13 Juni 1928.
Wanneer de Aubette ook al mislukt is ten opzichte eener ongegronde verwachting van respect voor geestelijk werk, zoo ligt de consequentie niet in het steeds meer uitschakelen van het ‘doelloos’ geestelijke in de architectuur...als beelding nl. Dat zou toch slechts een toegeven zijn, een bevestiging en erkenning van de overheersching van het natuurlijke, het bestiale en misdadige.
De Aubette heeft me geleerd (uitgezonderd wat ‘snobisme’) dat een overleggen naar den tegenovergestelden kant der consequentie heilzaam werken moet.
Alzoo: een architectuur als zoodanig, een ruimte- en kleurbeelding als zoodanig, noch theater, noch concertzaal, noch gebouw, noch woning, maar een beeldingsgeheel, dat geen andere functie heeft of hebben kan dan zichzelf te zijn, ontplooiende in zijn onaantastbare eenheid het supra-materieele, wat in onzen tijd door de scheppende initiatieven en de techniek bereikt is.
De vorm van dit beeldingshuis zal zoo moeten zijn, dat het door materiaal en compositie onbezoedelbaar is. De ruimten, die vrije beelden en dingen van groote abstracte realiteit kunnen bevatten zullen slechts vanaf een gaanderij te zien zijn.
Vrije baden zullen het mogelijk maken alle stof van zich af te wasschen, terwijl aan de vestiaire eenzelfde kleurlooze mantel verkrijgbaar zal zijn, om alle uiterlijke storende verschillen, door kleeding veroorzaakt op te heffen. De bezoekers zullen van vilten schoeisel voorzien worden, zoodat ook het hinderlijke stappen wegvalt.

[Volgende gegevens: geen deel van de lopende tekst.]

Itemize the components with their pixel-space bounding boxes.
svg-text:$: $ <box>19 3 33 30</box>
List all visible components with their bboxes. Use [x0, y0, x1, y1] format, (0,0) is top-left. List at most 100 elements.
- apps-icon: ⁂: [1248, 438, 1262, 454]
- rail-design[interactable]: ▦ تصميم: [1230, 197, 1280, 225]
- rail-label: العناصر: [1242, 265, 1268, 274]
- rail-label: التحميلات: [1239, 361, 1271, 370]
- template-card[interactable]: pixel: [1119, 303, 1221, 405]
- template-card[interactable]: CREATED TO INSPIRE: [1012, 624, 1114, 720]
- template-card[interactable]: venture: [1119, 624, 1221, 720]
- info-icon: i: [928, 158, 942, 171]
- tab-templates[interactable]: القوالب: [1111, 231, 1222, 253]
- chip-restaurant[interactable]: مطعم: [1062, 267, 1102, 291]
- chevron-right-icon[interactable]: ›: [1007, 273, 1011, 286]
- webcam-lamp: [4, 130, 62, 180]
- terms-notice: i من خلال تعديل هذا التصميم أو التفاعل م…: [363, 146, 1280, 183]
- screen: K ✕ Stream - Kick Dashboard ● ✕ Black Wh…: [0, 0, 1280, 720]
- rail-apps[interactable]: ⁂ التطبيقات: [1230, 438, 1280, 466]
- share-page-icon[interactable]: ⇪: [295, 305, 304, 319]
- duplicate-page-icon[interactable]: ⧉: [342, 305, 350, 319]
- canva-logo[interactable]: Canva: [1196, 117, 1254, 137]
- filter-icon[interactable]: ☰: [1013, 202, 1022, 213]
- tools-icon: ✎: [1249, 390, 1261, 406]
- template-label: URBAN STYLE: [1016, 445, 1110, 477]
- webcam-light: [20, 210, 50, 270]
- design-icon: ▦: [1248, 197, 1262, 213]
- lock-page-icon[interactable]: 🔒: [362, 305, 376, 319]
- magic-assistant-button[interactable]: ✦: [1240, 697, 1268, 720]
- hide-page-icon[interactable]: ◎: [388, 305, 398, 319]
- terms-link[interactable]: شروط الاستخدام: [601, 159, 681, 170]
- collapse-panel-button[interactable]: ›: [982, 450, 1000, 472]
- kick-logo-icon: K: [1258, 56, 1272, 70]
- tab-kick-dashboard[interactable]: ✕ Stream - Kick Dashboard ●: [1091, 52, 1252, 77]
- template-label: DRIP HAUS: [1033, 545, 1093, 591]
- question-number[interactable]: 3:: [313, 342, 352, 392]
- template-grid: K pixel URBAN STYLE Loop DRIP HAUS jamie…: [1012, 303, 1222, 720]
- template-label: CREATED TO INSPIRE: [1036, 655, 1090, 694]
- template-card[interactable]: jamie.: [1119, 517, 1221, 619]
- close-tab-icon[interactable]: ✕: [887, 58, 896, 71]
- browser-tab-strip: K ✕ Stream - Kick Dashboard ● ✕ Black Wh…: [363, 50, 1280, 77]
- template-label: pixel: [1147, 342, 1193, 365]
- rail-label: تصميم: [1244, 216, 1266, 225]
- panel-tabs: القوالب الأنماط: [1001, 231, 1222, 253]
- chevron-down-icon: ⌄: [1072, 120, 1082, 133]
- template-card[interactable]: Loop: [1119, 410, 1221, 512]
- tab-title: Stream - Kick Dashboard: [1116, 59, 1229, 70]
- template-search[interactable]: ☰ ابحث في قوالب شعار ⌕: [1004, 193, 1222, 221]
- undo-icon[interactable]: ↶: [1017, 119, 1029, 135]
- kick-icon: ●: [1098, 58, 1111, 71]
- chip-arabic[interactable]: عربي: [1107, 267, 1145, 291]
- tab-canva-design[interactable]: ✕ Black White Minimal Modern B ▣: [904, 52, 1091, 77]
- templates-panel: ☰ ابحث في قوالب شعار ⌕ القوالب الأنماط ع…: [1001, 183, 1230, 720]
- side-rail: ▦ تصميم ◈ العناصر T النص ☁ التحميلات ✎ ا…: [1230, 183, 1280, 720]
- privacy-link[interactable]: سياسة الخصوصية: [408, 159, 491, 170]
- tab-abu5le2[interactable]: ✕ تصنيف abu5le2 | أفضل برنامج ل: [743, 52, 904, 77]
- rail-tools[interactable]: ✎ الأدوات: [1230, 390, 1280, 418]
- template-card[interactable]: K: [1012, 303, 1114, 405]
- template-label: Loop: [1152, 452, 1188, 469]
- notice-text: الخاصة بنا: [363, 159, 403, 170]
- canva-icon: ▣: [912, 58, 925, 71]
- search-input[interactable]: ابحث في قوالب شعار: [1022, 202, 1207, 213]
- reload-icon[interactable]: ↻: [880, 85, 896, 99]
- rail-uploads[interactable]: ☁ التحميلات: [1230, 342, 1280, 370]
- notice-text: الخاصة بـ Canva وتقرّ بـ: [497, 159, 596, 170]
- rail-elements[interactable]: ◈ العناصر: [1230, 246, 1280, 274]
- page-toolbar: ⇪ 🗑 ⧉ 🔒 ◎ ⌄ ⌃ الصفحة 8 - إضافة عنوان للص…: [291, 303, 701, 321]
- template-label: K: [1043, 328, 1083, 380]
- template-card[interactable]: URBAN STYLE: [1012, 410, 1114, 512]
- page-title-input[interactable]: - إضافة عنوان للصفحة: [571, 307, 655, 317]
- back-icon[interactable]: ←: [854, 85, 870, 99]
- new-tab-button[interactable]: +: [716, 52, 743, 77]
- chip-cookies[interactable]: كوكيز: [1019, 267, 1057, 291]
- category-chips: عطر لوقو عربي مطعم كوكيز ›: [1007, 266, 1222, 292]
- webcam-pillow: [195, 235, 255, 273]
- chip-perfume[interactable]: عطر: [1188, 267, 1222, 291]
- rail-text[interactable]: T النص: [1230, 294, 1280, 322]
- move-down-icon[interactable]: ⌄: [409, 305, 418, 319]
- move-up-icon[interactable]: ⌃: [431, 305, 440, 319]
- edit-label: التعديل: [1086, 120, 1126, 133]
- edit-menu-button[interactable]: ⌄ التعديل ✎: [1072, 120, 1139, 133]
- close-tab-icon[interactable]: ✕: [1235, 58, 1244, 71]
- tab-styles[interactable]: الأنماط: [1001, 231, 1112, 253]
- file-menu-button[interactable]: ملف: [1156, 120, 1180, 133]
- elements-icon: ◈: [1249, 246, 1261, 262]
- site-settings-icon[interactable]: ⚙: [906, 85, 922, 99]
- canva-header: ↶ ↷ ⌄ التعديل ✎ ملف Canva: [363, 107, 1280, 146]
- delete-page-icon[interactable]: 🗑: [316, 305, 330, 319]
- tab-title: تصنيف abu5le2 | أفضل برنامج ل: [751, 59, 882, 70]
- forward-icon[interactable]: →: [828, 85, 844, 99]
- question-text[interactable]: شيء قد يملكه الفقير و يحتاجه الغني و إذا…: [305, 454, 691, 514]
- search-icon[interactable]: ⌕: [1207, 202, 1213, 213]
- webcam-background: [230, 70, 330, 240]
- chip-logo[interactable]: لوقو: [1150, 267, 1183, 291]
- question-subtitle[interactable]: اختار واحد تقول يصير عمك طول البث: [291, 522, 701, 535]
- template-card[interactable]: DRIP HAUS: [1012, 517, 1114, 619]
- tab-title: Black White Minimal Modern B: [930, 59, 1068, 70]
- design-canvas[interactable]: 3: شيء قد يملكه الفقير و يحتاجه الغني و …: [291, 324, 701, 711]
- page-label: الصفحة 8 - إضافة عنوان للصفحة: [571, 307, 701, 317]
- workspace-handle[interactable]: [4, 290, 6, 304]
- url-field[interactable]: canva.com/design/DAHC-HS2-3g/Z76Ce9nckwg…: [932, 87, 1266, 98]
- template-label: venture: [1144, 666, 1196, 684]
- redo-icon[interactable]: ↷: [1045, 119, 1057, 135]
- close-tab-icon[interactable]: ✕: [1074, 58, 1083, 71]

Hoe verder tot in details het Beeldingshuis functioneert, laat zich slechts door een afzonderlijke studie toelichten. De tijd is rijp de gedachte daartoe te uiten. De realisatie hangt van factoren af, die we nuchter onder de oogen moeten zien.
Onmogelijk is de verwezenlijking niet.
Ze eischt offers - doch deze zijn de proef op de som of het den rijken ernst is, zich met nieuwe kunst bezig te houden.